Speaker
Description
Mars is notable for its frequent and intense dust storms. These storms can be found at nearly every location on the planet, though they vary in frequency and intensity. Dust storms on Mars are seasonal, with most storms occurring during northern fall and winter, from L_s~135 to L_s~360. During this season, increased heating associated with perihelion causes intense westerly jets to form around the north polar ice cap with wind speeds frequently greater than 130 m/s. Recent studies have suggested a possible correlation between the curvature and orientation of storms in this region and whether they formed in an entrance or exit region of a jet streak. To evaluate the validity of these claims, we have developed the Mars Storm Orientation and Curvature Quantifier (MSOCQ), a novel computer program which determines the approximate average curvature of dust storms and their orientations based on satellite imagery from Mars Daily Global Maps (MDGMs) produced by the Mars Reconnaissance Orbiter (MRO) Mars Color Imager (MARCI).

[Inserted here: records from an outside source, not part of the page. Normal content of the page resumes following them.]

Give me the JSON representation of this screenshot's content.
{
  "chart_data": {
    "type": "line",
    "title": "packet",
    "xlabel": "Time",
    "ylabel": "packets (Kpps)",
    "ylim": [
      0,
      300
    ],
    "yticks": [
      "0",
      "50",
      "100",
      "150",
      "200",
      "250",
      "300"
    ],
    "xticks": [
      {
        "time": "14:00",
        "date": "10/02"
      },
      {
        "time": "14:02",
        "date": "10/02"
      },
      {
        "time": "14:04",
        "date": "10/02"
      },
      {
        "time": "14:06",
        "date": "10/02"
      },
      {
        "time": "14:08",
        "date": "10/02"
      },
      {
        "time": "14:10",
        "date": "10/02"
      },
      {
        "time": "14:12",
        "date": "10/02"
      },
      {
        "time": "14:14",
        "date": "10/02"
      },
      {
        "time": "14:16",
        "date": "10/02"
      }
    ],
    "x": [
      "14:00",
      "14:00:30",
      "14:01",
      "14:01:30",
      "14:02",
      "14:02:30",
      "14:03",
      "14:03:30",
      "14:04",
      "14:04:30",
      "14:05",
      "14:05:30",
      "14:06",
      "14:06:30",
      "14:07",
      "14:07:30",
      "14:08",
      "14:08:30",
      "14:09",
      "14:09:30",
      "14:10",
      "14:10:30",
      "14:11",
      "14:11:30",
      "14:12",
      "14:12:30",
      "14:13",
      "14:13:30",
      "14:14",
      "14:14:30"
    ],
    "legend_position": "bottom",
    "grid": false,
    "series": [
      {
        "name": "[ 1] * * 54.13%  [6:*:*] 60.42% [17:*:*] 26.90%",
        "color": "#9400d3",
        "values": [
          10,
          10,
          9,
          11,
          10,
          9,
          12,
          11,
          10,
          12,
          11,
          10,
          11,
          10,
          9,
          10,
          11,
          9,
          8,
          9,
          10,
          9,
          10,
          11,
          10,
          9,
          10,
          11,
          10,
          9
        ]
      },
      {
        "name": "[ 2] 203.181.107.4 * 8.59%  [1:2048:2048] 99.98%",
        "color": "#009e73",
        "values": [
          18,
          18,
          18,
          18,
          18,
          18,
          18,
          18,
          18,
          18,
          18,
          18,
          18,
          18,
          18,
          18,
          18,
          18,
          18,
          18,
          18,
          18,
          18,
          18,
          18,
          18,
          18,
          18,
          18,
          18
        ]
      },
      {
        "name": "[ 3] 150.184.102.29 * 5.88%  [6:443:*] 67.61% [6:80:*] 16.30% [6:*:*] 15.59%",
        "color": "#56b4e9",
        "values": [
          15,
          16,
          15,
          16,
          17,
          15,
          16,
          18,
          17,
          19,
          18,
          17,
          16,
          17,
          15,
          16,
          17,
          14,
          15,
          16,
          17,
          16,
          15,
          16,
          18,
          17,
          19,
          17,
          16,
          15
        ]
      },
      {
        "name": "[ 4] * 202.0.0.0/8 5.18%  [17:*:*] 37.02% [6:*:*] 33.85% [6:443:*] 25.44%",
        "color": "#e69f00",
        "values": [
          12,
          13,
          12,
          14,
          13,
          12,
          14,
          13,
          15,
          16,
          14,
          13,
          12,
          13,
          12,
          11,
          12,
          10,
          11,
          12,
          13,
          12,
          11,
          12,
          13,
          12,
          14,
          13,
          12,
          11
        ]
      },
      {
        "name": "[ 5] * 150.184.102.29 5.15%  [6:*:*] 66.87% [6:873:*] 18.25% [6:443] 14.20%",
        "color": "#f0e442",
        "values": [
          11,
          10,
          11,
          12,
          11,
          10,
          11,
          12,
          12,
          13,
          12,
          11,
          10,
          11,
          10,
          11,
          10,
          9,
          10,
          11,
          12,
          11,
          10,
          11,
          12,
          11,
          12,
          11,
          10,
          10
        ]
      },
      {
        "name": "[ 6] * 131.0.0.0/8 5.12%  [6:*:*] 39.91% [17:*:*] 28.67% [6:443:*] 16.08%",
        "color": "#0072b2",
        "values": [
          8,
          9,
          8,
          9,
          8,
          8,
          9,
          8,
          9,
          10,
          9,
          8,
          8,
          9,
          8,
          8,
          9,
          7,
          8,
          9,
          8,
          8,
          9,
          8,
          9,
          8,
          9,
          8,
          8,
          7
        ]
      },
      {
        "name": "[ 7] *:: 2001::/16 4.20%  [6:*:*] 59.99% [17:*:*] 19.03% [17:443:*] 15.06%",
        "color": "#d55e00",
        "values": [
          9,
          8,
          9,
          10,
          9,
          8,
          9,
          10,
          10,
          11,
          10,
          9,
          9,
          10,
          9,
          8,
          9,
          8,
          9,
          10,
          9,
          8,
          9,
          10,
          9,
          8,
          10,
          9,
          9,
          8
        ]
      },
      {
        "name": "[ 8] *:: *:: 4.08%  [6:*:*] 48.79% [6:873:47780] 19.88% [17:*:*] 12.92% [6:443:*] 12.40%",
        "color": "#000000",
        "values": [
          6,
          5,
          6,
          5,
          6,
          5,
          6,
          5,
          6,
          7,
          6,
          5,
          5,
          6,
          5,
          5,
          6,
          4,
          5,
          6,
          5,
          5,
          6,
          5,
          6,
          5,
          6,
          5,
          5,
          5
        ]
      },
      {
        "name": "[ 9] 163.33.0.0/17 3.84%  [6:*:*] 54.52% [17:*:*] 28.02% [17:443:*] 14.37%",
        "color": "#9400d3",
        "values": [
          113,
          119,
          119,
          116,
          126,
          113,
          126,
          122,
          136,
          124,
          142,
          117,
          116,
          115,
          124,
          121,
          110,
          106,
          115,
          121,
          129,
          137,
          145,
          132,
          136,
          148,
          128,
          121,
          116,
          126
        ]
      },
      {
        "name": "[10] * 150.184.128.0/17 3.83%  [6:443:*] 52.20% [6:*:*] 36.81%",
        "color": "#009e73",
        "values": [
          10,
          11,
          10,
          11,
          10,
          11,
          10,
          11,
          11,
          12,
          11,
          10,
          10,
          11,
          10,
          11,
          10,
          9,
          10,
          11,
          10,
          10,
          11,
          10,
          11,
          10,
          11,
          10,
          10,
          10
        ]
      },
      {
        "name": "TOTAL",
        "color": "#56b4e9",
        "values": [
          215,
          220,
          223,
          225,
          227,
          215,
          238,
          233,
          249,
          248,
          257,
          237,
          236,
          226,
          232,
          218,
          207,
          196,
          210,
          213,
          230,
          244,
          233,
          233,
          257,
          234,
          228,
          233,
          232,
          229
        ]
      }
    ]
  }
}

Our study focuses on storms that are considered to be “local-scale” (<1.6 x 10^6 km^2) centered above ~45N from Mars Year (MY) 28 L_s~160 to MY 28 L_s~195 and MY 28 L_s~340 to MY 28 L_s~360. We manually classified storms into one of four categories based on their appearance: “puffy”, “pebbled”, “ruffled”, or “plume-like.” Because each of these storm types has different methods of formation and is associated with different convective environments, we expect to observe significant differences in the importance jet streaks play in their formation.